Research by the Australian National University last year concluded that life expectancy was stagnating for Australians under the age of 50, while separate data from Cancer Australia shows the rates of several cancers among Australians aged 30 to 39 has more than doubled between 2000 and 2024. The prevalence of prostate, pancreatic and colorectal cancers, for example, has jumped by 500 per cent, 200 per cent and 173 per cent respectively.
“To me, the narrative should be about trying to avoid that [getting age-related diseases earlier in life],” Philp says.
The good news is he believes there is powerful evidence to suggest we can significantly influence what our last decade looks like. Getting old, Philp says, doesn’t have to mean suffering through years of illness and frailty. “That isn’t inevitable. It is modifiable, and it doesn’t need to be modified by million-dollar treatments”.
A particularly powerful intervention is resistance training, which helps offset the age-related decline in fast-twitch muscle fibres. This is important because losing these fibres makes us more susceptible to falling over and breaking a bone, which can be extremely difficult to recover from later in life.
The flipside is that inactivity actually accelerates ageing. Philp and his team have found that healthy 70-year-olds lose about two kilos of muscle mass if they are confined to a bed for five days, meaning that older people come out far weaker from a short hospital stay than when they went in.
“There are beautiful studies showing that if you resistance-train 80-year-olds, they get stronger and they get better. They have functional improvements from 12 weeks of resistance exercise,” Philp says. “You can remodel muscle when you’re older. You can get better. There’s a narrative that we don’t know that, but we definitely do know that. So you can absolutely modify healthspan, which I think is the exciting thing”.
The irony, perhaps, is that the people who most need to hear that probably aren’t the people reading this article.

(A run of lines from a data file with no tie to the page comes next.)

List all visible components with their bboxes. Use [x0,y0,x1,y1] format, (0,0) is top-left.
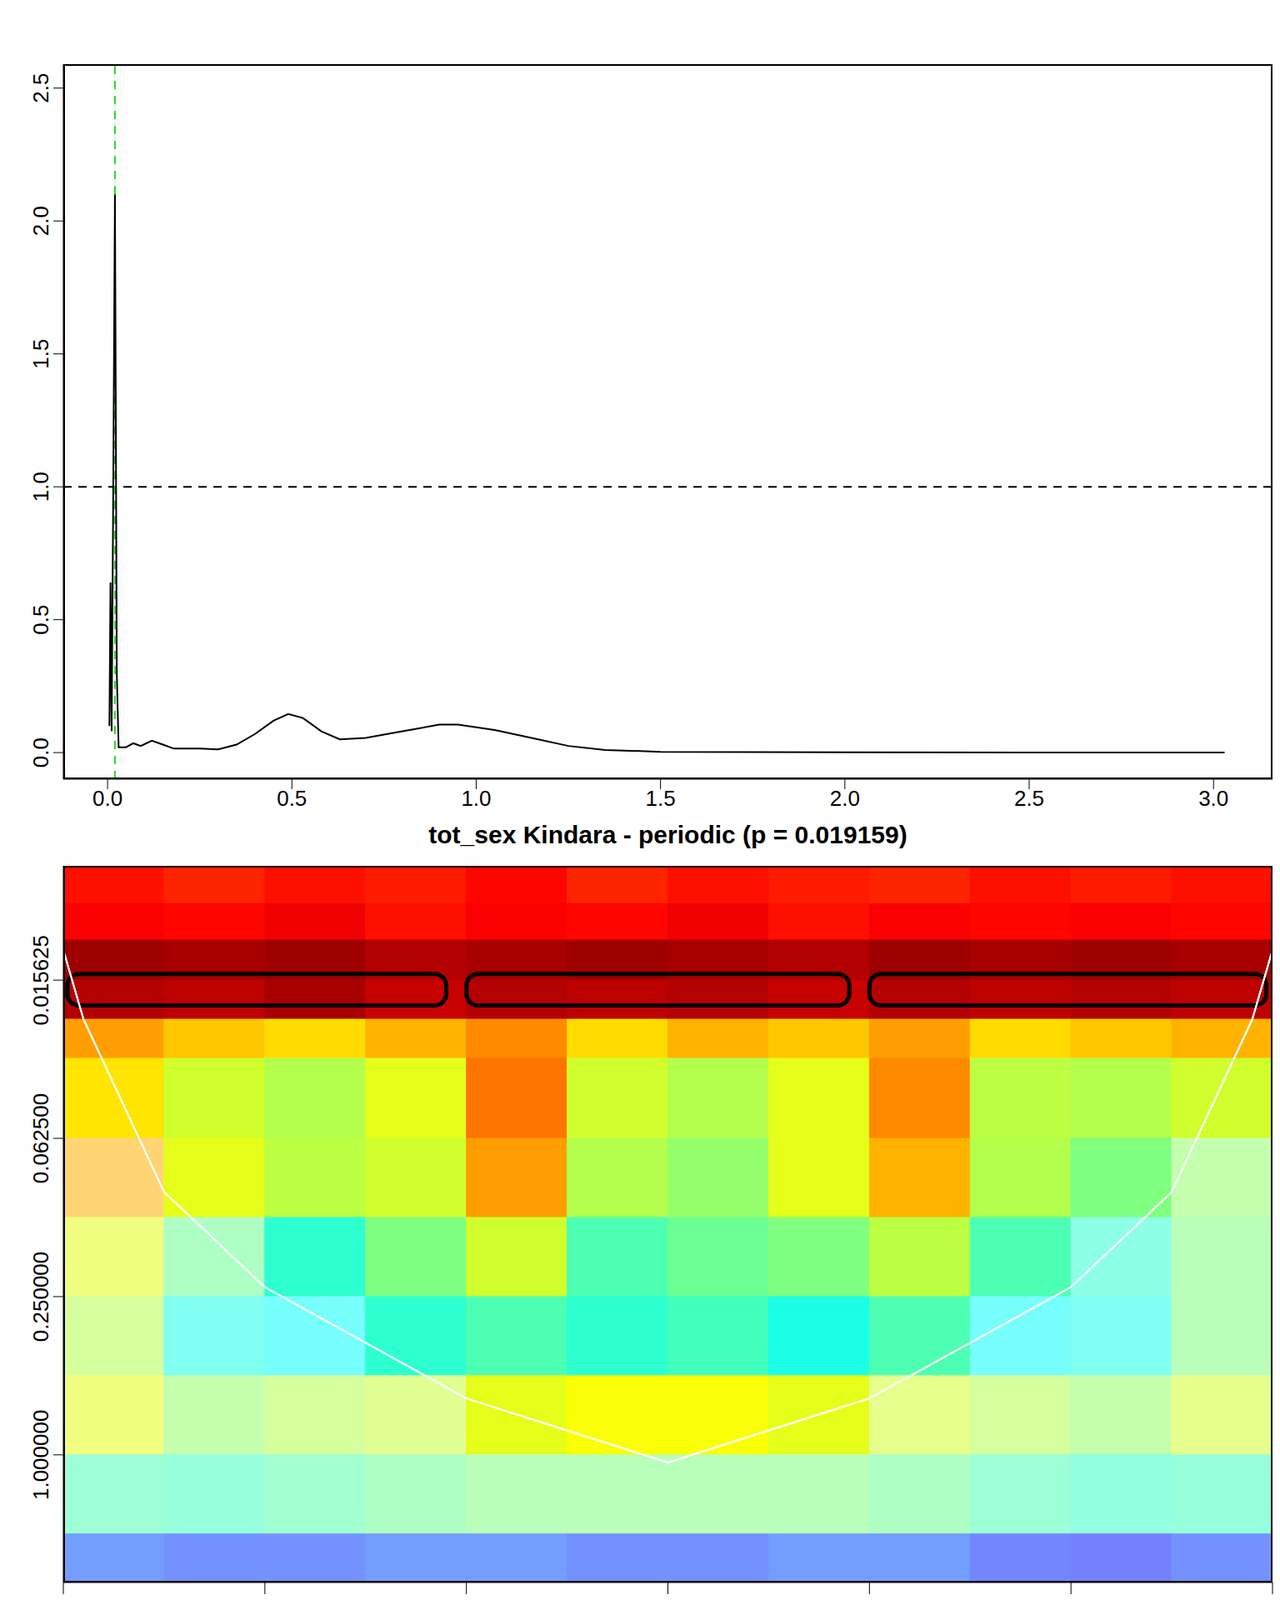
svg-text:2.5: 2.5 [28,73,54,104]
svg-text:0.015625: 0.015625 [28,935,54,1025]
svg-text:0.250000: 0.250000 [28,1251,54,1342]
svg-text:0.0: 0.0 [28,737,54,768]
svg-text:2.5: 2.5 [1014,785,1045,811]
svg-text:1.0: 1.0 [28,471,54,502]
html-text:tot_sex Kindara - periodic (p: tot_sex Kindara - periodic (p = 0.019159… [428,820,908,849]
svg-text:1.5: 1.5 [28,339,54,370]
svg-text:0.5: 0.5 [28,605,54,635]
svg-text:2.0: 2.0 [830,785,860,811]
svg-text:0.0: 0.0 [92,785,123,811]
svg-text:0.5: 0.5 [276,785,307,811]
svg-text:3.0: 3.0 [1198,785,1229,811]
svg-text:1.0: 1.0 [460,785,491,811]
svg-text:2.0: 2.0 [28,205,54,236]
svg-text:1.000000: 1.000000 [28,1410,54,1500]
svg-text:0.062500: 0.062500 [28,1093,54,1184]
svg-text:1.5: 1.5 [645,785,676,811]
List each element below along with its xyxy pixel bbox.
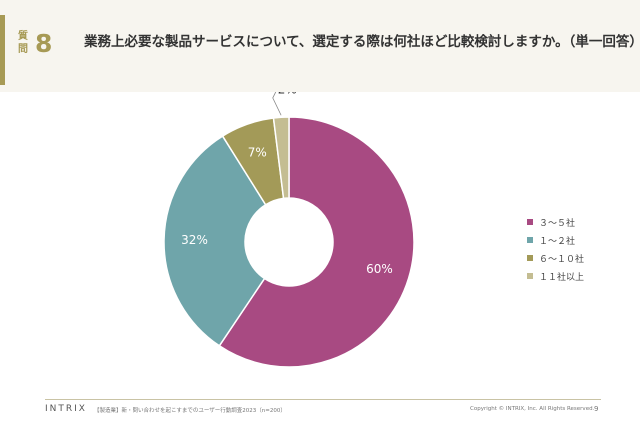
legend-item: ６～１０社: [527, 249, 584, 267]
legend-label: １１社以上: [539, 272, 585, 283]
donut-chart: 60% 32% 7% 2%: [163, 92, 415, 368]
footer-logo: INTRIX: [45, 404, 87, 414]
data-label: 60%: [366, 262, 393, 276]
legend-item: ３～５社: [527, 213, 584, 231]
footer-note: 【製造業】新・問い合わせを起こすまでのユーザー行動調査2023（n=200）: [94, 408, 286, 414]
data-label: 2%: [278, 92, 297, 96]
pie-slice: [218, 116, 415, 368]
question-number: 8: [35, 29, 53, 58]
legend-swatch: [527, 219, 533, 225]
leader-line: [272, 92, 282, 116]
legend-label: ６～１０社: [539, 254, 585, 265]
legend-label: １～２社: [539, 236, 576, 247]
pie-slice: [272, 116, 290, 200]
header: 質問 8 業務上必要な製品サービスについて、選定する際は何社ほど比較検討しますか…: [0, 0, 640, 92]
data-label: 7%: [248, 145, 267, 159]
question-title: 業務上必要な製品サービスについて、選定する際は何社ほど比較検討しますか。（単一回…: [84, 34, 640, 50]
footer-divider: [45, 399, 601, 400]
header-accent-bar: [0, 15, 5, 85]
legend-label: ３～５社: [539, 218, 576, 229]
legend-item: １１社以上: [527, 267, 584, 285]
footer-copyright: Copyright © INTRIX, Inc. All Rights Rese…: [470, 406, 595, 412]
legend-swatch: [527, 237, 533, 243]
legend-swatch: [527, 255, 533, 261]
question-label: 質問: [18, 31, 28, 55]
legend-item: １～２社: [527, 231, 584, 249]
page-number: 9: [594, 405, 599, 413]
data-label: 32%: [181, 233, 208, 247]
chart-legend: ３～５社 １～２社 ６～１０社 １１社以上: [527, 213, 584, 285]
pie-slice: [163, 135, 267, 347]
legend-swatch: [527, 273, 533, 279]
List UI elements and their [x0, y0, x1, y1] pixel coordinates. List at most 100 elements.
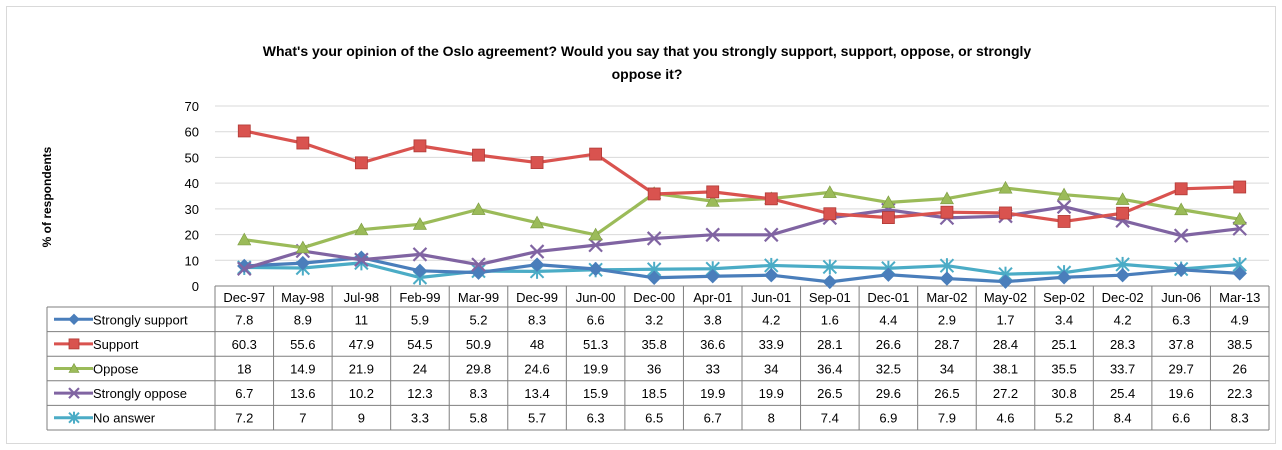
table-cell-value: 5.2: [469, 312, 487, 327]
x-category-label: Apr-01: [693, 290, 732, 305]
table-cell-value: 6.3: [1172, 312, 1190, 327]
series-line: [243, 205, 1240, 271]
series-line: [244, 256, 1240, 284]
legend-key-marker: [68, 313, 80, 326]
table-cell-value: 35.8: [642, 337, 667, 352]
table-cell-value: 15.9: [583, 386, 608, 401]
table-cell-value: 33.7: [1110, 362, 1135, 377]
data-point: [471, 202, 486, 215]
table-cell-value: 6.5: [645, 411, 663, 426]
table-cell-value: 4.2: [762, 312, 780, 327]
data-point: [881, 211, 895, 225]
data-point: [998, 274, 1013, 289]
series-line: [244, 261, 1240, 280]
legend-entry: Strongly support: [93, 312, 188, 327]
table-cell-value: 7.8: [235, 312, 253, 327]
table-cell-value: 7.9: [938, 411, 956, 426]
chart-frame: What's your opinion of the Oslo agreemen…: [6, 6, 1276, 444]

The audience for this piece probably already eat well, exercise fairly regularly and do their best to sleep seven or eight hours each night.
Dowling is among them. She also tries to stick to organic food, cooks as many of her meals at home as possible, and practises Vipassana meditation to manage her stress. She is doing all these things because “while we’re waiting for miraculous drugs and innovative things to be discovered, we do need to get there in good health”. But she does believe that those discoveries will be made.
“It’s very complicated to figure out the formula [that] will allow us to live longer,” she says. “But it is happening.”